Like many folks who grew up in Metro Vancouver, I’ve visited the dam and hatchery in Capilano River Regional Park more times than I can count. Nevertheless, until recently, I had never properly explored the trails of this park in North Vancouver.
From the Cleveland Dam, we embarked on an easy, two-hour circuit that covered seven kilometres and involved an elevation gain of 120 metres. First, we hiked south on the Upper Shinglebolt Trail and Capilano Pacific Trail to a viewpoint on the west side of Capilano Canyon. (The Capilano Pacific, part of the National Hiking Trail, runs all the way to Ambleside Park.)
Backtracking, we crossed the river on Pipeline Bridge, and strolled the Pipeline Trail, Chinook Trail, and Coho Loop to the viewpoint at Cable Pool, where we observed a couple of fishers. After recrossing the river, we made our way to the Second Canyon viewpoint, which offers visitors a dramatic look up the gorge to the dam.

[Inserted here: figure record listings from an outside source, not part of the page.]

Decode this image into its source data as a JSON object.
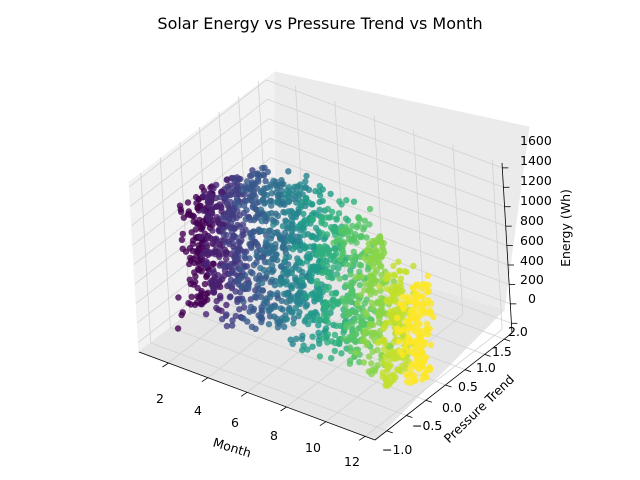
{
  "chart_data": {
    "type": "scatter3d",
    "title": "Solar Energy vs Pressure Trend vs Month",
    "xlabel": "Month",
    "ylabel": "Pressure Trend",
    "zlabel": "Energy (Wh)",
    "xlim": [
      0.5,
      12.5
    ],
    "ylim": [
      -1.3,
      2.2
    ],
    "zlim": [
      -100,
      1650
    ],
    "xticks": [
      "2",
      "4",
      "6",
      "8",
      "10",
      "12"
    ],
    "yticks": [
      "−1.0",
      "−0.5",
      "0.0",
      "0.5",
      "1.0",
      "1.5",
      "2.0"
    ],
    "zticks": [
      "0",
      "200",
      "400",
      "600",
      "800",
      "1000",
      "1200",
      "1400",
      "1600"
    ],
    "colormap": "viridis",
    "grid": true,
    "series": [
      {
        "month": 1,
        "energy_range": [
          0,
          1150
        ],
        "pressure_range": [
          -0.6,
          0.8
        ]
      },
      {
        "month": 2,
        "energy_range": [
          0,
          1300
        ],
        "pressure_range": [
          -0.6,
          0.8
        ]
      },
      {
        "month": 3,
        "energy_range": [
          0,
          1450
        ],
        "pressure_range": [
          -0.6,
          0.8
        ]
      },
      {
        "month": 4,
        "energy_range": [
          0,
          1550
        ],
        "pressure_range": [
          -0.6,
          0.8
        ]
      },
      {
        "month": 5,
        "energy_range": [
          0,
          1550
        ],
        "pressure_range": [
          -0.6,
          0.8
        ]
      },
      {
        "month": 6,
        "energy_range": [
          0,
          1600
        ],
        "pressure_range": [
          -0.6,
          0.8
        ]
      },
      {
        "month": 7,
        "energy_range": [
          0,
          1600
        ],
        "pressure_range": [
          -0.6,
          0.8
        ]
      },
      {
        "month": 8,
        "energy_range": [
          0,
          1550
        ],
        "pressure_range": [
          -0.6,
          0.8
        ]
      },
      {
        "month": 9,
        "energy_range": [
          0,
          1450
        ],
        "pressure_range": [
          -0.6,
          0.8
        ]
      },
      {
        "month": 10,
        "energy_range": [
          0,
          1350
        ],
        "pressure_range": [
          -0.6,
          0.8
        ]
      },
      {
        "month": 11,
        "energy_range": [
          0,
          1150
        ],
        "pressure_range": [
          -0.6,
          0.8
        ]
      },
      {
        "month": 12,
        "energy_range": [
          0,
          1000
        ],
        "pressure_range": [
          -0.6,
          0.8
        ]
      }
    ]
  }
}
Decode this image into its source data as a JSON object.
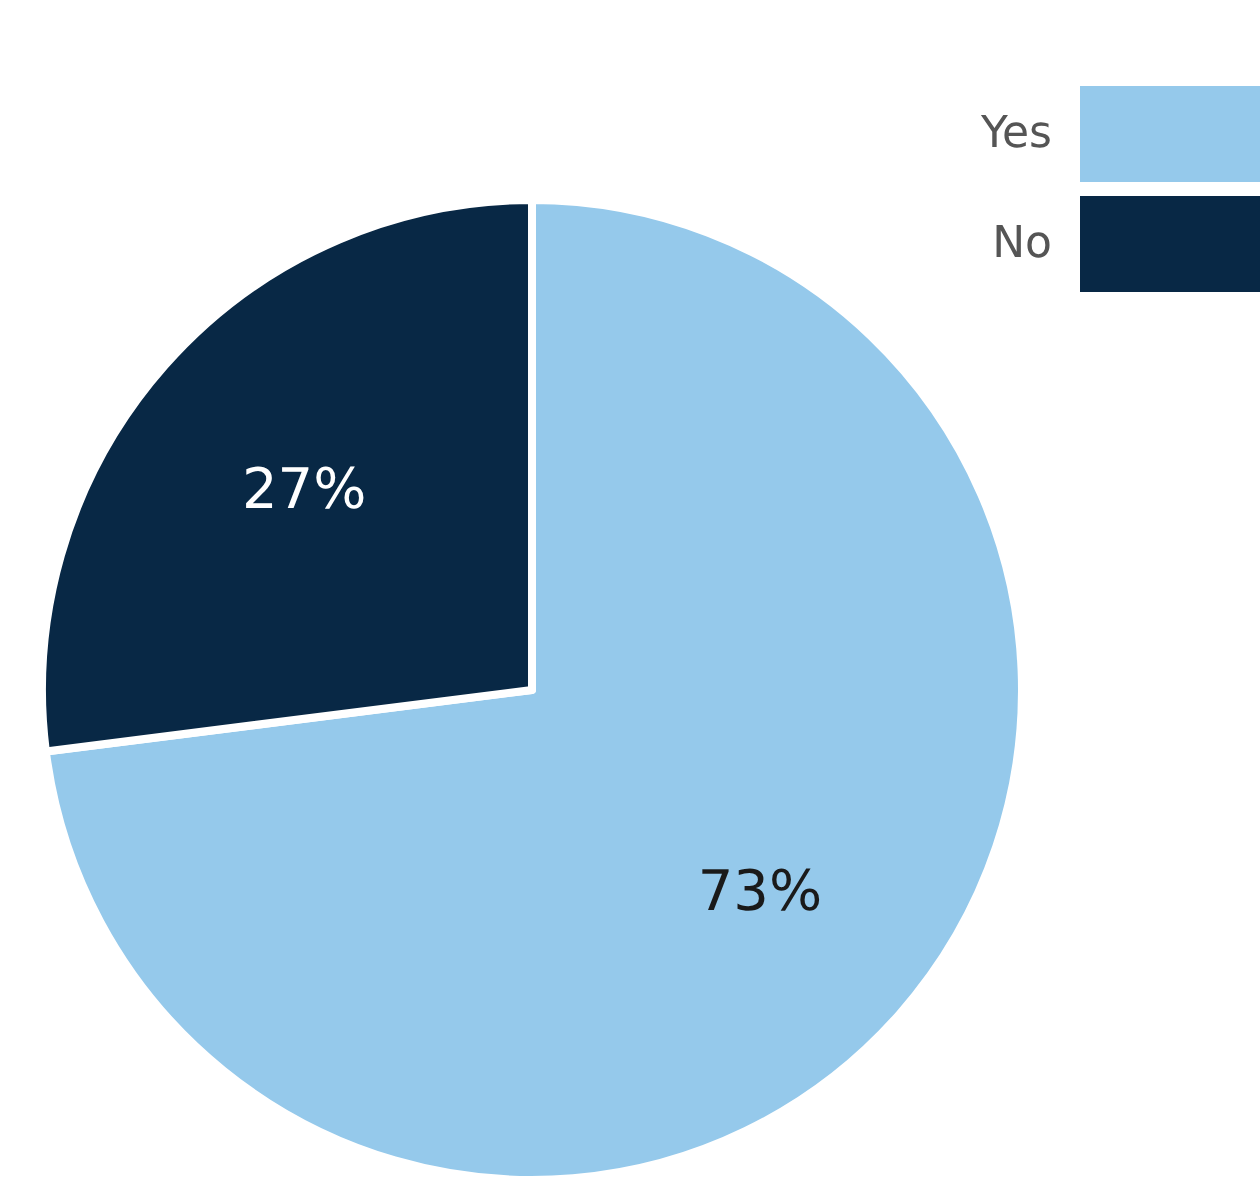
{
  "chart_data": {
    "type": "pie",
    "categories": [
      "Yes",
      "No"
    ],
    "values": [
      73,
      27
    ],
    "colors": [
      "#95c9eb",
      "#082845"
    ],
    "value_labels": [
      "73%",
      "27%"
    ],
    "legend": "top right"
  }
}
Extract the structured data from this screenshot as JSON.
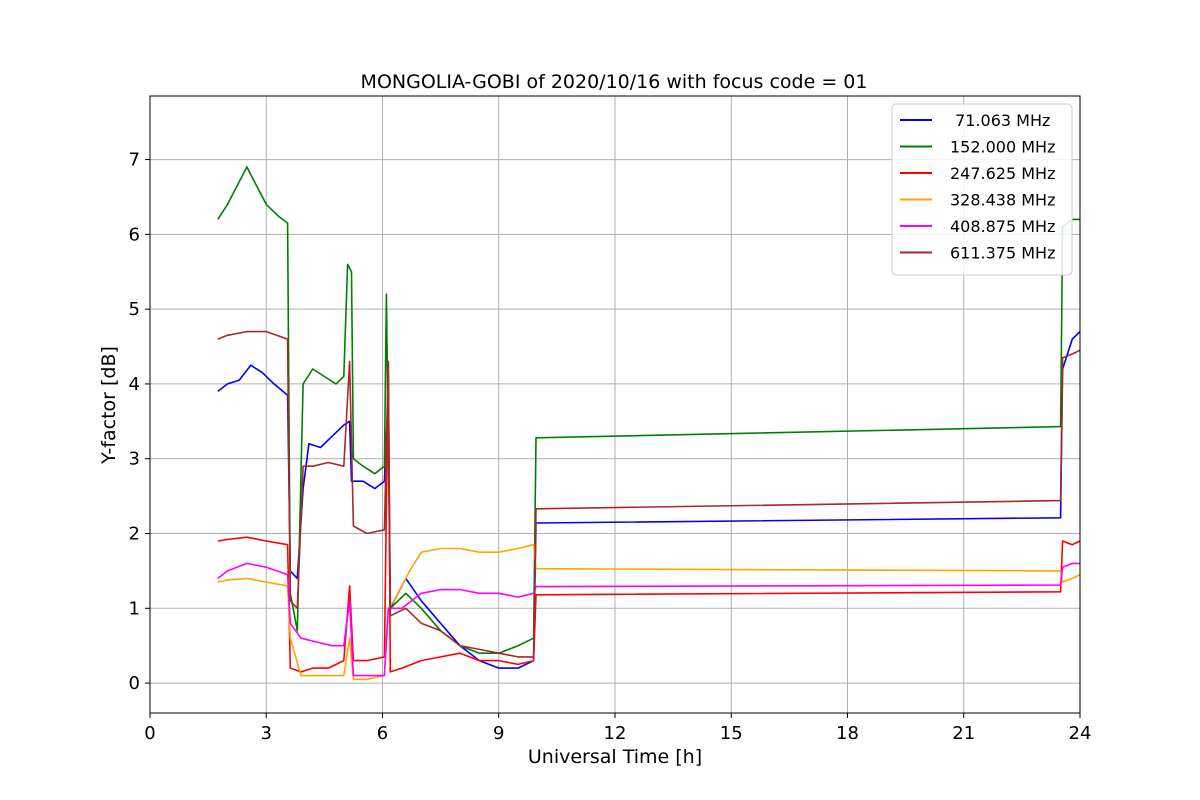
{
  "chart_data": {
    "type": "line",
    "title": "MONGOLIA-GOBI of 2020/10/16 with focus code = 01",
    "xlabel": "Universal Time [h]",
    "ylabel": "Y-factor [dB]",
    "xlim": [
      0,
      24
    ],
    "ylim": [
      -0.4,
      7.85
    ],
    "xticks": [
      0,
      3,
      6,
      9,
      12,
      15,
      18,
      21,
      24
    ],
    "yticks": [
      0,
      1,
      2,
      3,
      4,
      5,
      6,
      7
    ],
    "grid": true,
    "legend_position": "top-right",
    "series": [
      {
        "name": " 71.063 MHz",
        "color": "#0000ff",
        "points": [
          [
            1.75,
            3.9
          ],
          [
            2.0,
            4.0
          ],
          [
            2.3,
            4.05
          ],
          [
            2.6,
            4.25
          ],
          [
            2.9,
            4.15
          ],
          [
            3.2,
            4.0
          ],
          [
            3.55,
            3.85
          ],
          [
            3.62,
            1.5
          ],
          [
            3.8,
            1.4
          ],
          [
            3.95,
            2.6
          ],
          [
            4.1,
            3.2
          ],
          [
            4.4,
            3.15
          ],
          [
            4.7,
            3.3
          ],
          [
            5.0,
            3.45
          ],
          [
            5.15,
            3.5
          ],
          [
            5.2,
            2.7
          ],
          [
            5.5,
            2.7
          ],
          [
            5.8,
            2.6
          ],
          [
            6.05,
            2.7
          ],
          [
            6.15,
            3.9
          ],
          [
            6.2,
            1.0
          ],
          [
            6.6,
            1.4
          ],
          [
            7.0,
            1.1
          ],
          [
            7.5,
            0.8
          ],
          [
            8.0,
            0.5
          ],
          [
            8.5,
            0.3
          ],
          [
            9.0,
            0.2
          ],
          [
            9.5,
            0.2
          ],
          [
            9.9,
            0.3
          ],
          [
            9.96,
            2.14
          ],
          [
            23.5,
            2.21
          ],
          [
            23.55,
            4.2
          ],
          [
            23.8,
            4.6
          ],
          [
            24.0,
            4.7
          ]
        ]
      },
      {
        "name": "152.000 MHz",
        "color": "#008000",
        "points": [
          [
            1.75,
            6.2
          ],
          [
            2.0,
            6.4
          ],
          [
            2.3,
            6.7
          ],
          [
            2.5,
            6.9
          ],
          [
            2.7,
            6.7
          ],
          [
            3.0,
            6.4
          ],
          [
            3.3,
            6.25
          ],
          [
            3.55,
            6.15
          ],
          [
            3.62,
            1.2
          ],
          [
            3.8,
            0.7
          ],
          [
            3.95,
            4.0
          ],
          [
            4.2,
            4.2
          ],
          [
            4.5,
            4.1
          ],
          [
            4.8,
            4.0
          ],
          [
            5.0,
            4.1
          ],
          [
            5.1,
            5.6
          ],
          [
            5.2,
            5.5
          ],
          [
            5.25,
            3.0
          ],
          [
            5.5,
            2.9
          ],
          [
            5.8,
            2.8
          ],
          [
            6.05,
            2.9
          ],
          [
            6.1,
            5.2
          ],
          [
            6.2,
            1.0
          ],
          [
            6.6,
            1.2
          ],
          [
            7.0,
            1.0
          ],
          [
            7.5,
            0.7
          ],
          [
            8.0,
            0.5
          ],
          [
            8.5,
            0.4
          ],
          [
            9.0,
            0.4
          ],
          [
            9.5,
            0.5
          ],
          [
            9.9,
            0.6
          ],
          [
            9.96,
            3.28
          ],
          [
            23.5,
            3.43
          ],
          [
            23.55,
            6.1
          ],
          [
            23.8,
            6.2
          ],
          [
            24.0,
            6.2
          ]
        ]
      },
      {
        "name": "247.625 MHz",
        "color": "#ff0000",
        "points": [
          [
            1.75,
            1.9
          ],
          [
            2.0,
            1.92
          ],
          [
            2.5,
            1.95
          ],
          [
            3.0,
            1.9
          ],
          [
            3.55,
            1.85
          ],
          [
            3.62,
            0.2
          ],
          [
            3.9,
            0.15
          ],
          [
            4.2,
            0.2
          ],
          [
            4.6,
            0.2
          ],
          [
            5.0,
            0.3
          ],
          [
            5.15,
            1.3
          ],
          [
            5.25,
            0.3
          ],
          [
            5.6,
            0.3
          ],
          [
            6.05,
            0.35
          ],
          [
            6.15,
            4.3
          ],
          [
            6.2,
            0.15
          ],
          [
            6.5,
            0.2
          ],
          [
            7.0,
            0.3
          ],
          [
            7.5,
            0.35
          ],
          [
            8.0,
            0.4
          ],
          [
            8.5,
            0.3
          ],
          [
            9.0,
            0.3
          ],
          [
            9.5,
            0.25
          ],
          [
            9.9,
            0.3
          ],
          [
            9.96,
            1.18
          ],
          [
            23.5,
            1.22
          ],
          [
            23.55,
            1.9
          ],
          [
            23.8,
            1.85
          ],
          [
            24.0,
            1.9
          ]
        ]
      },
      {
        "name": "328.438 MHz",
        "color": "#ffa500",
        "points": [
          [
            1.75,
            1.35
          ],
          [
            2.0,
            1.38
          ],
          [
            2.5,
            1.4
          ],
          [
            3.0,
            1.35
          ],
          [
            3.55,
            1.3
          ],
          [
            3.62,
            0.6
          ],
          [
            3.9,
            0.1
          ],
          [
            4.3,
            0.1
          ],
          [
            4.8,
            0.1
          ],
          [
            5.0,
            0.1
          ],
          [
            5.15,
            0.6
          ],
          [
            5.25,
            0.05
          ],
          [
            5.6,
            0.05
          ],
          [
            6.05,
            0.1
          ],
          [
            6.15,
            1.0
          ],
          [
            6.3,
            1.1
          ],
          [
            6.7,
            1.5
          ],
          [
            7.0,
            1.75
          ],
          [
            7.5,
            1.8
          ],
          [
            8.0,
            1.8
          ],
          [
            8.5,
            1.75
          ],
          [
            9.0,
            1.75
          ],
          [
            9.5,
            1.8
          ],
          [
            9.9,
            1.85
          ],
          [
            9.96,
            1.53
          ],
          [
            23.5,
            1.5
          ],
          [
            23.55,
            1.35
          ],
          [
            23.8,
            1.4
          ],
          [
            24.0,
            1.45
          ]
        ]
      },
      {
        "name": "408.875 MHz",
        "color": "#ff00ff",
        "points": [
          [
            1.75,
            1.4
          ],
          [
            2.0,
            1.5
          ],
          [
            2.5,
            1.6
          ],
          [
            3.0,
            1.55
          ],
          [
            3.55,
            1.45
          ],
          [
            3.62,
            0.8
          ],
          [
            3.9,
            0.6
          ],
          [
            4.3,
            0.55
          ],
          [
            4.7,
            0.5
          ],
          [
            5.0,
            0.5
          ],
          [
            5.15,
            1.1
          ],
          [
            5.25,
            0.1
          ],
          [
            5.6,
            0.1
          ],
          [
            6.05,
            0.1
          ],
          [
            6.15,
            1.0
          ],
          [
            6.5,
            1.0
          ],
          [
            7.0,
            1.2
          ],
          [
            7.5,
            1.25
          ],
          [
            8.0,
            1.25
          ],
          [
            8.5,
            1.2
          ],
          [
            9.0,
            1.2
          ],
          [
            9.5,
            1.15
          ],
          [
            9.9,
            1.2
          ],
          [
            9.96,
            1.29
          ],
          [
            23.5,
            1.31
          ],
          [
            23.55,
            1.55
          ],
          [
            23.8,
            1.6
          ],
          [
            24.0,
            1.6
          ]
        ]
      },
      {
        "name": "611.375 MHz",
        "color": "#a52a2a",
        "points": [
          [
            1.75,
            4.6
          ],
          [
            2.0,
            4.65
          ],
          [
            2.5,
            4.7
          ],
          [
            3.0,
            4.7
          ],
          [
            3.55,
            4.6
          ],
          [
            3.62,
            1.1
          ],
          [
            3.8,
            1.0
          ],
          [
            3.95,
            2.9
          ],
          [
            4.2,
            2.9
          ],
          [
            4.6,
            2.95
          ],
          [
            5.0,
            2.9
          ],
          [
            5.15,
            4.3
          ],
          [
            5.25,
            2.1
          ],
          [
            5.6,
            2.0
          ],
          [
            6.05,
            2.05
          ],
          [
            6.15,
            4.3
          ],
          [
            6.2,
            0.9
          ],
          [
            6.6,
            1.0
          ],
          [
            7.0,
            0.8
          ],
          [
            7.5,
            0.7
          ],
          [
            8.0,
            0.5
          ],
          [
            8.5,
            0.45
          ],
          [
            9.0,
            0.4
          ],
          [
            9.5,
            0.35
          ],
          [
            9.9,
            0.35
          ],
          [
            9.96,
            2.33
          ],
          [
            23.5,
            2.44
          ],
          [
            23.55,
            4.35
          ],
          [
            23.8,
            4.4
          ],
          [
            24.0,
            4.45
          ]
        ]
      }
    ]
  }
}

Old-growth Douglas-fir trees awaited us on the Giant Fir Trail. After we crossed the Cleveland Dam to conclude our hike, we spotted a bald eagle. The snow looked magnificent on the twin peaks of Ch’ich’iyuy Elxwikn (the Sisters, also known as the Lions).
Capilano River Regional Park — not to be confused with the adjacent and privately owned Capilano Suspension Bridge Park — lies in the territories of the Musqueam, Squamish, and Tsleil-Waututh First Nations. TransLink buses 232 and 236 both stop near the Cleveland Dam on their way to and from Grouse Mountain.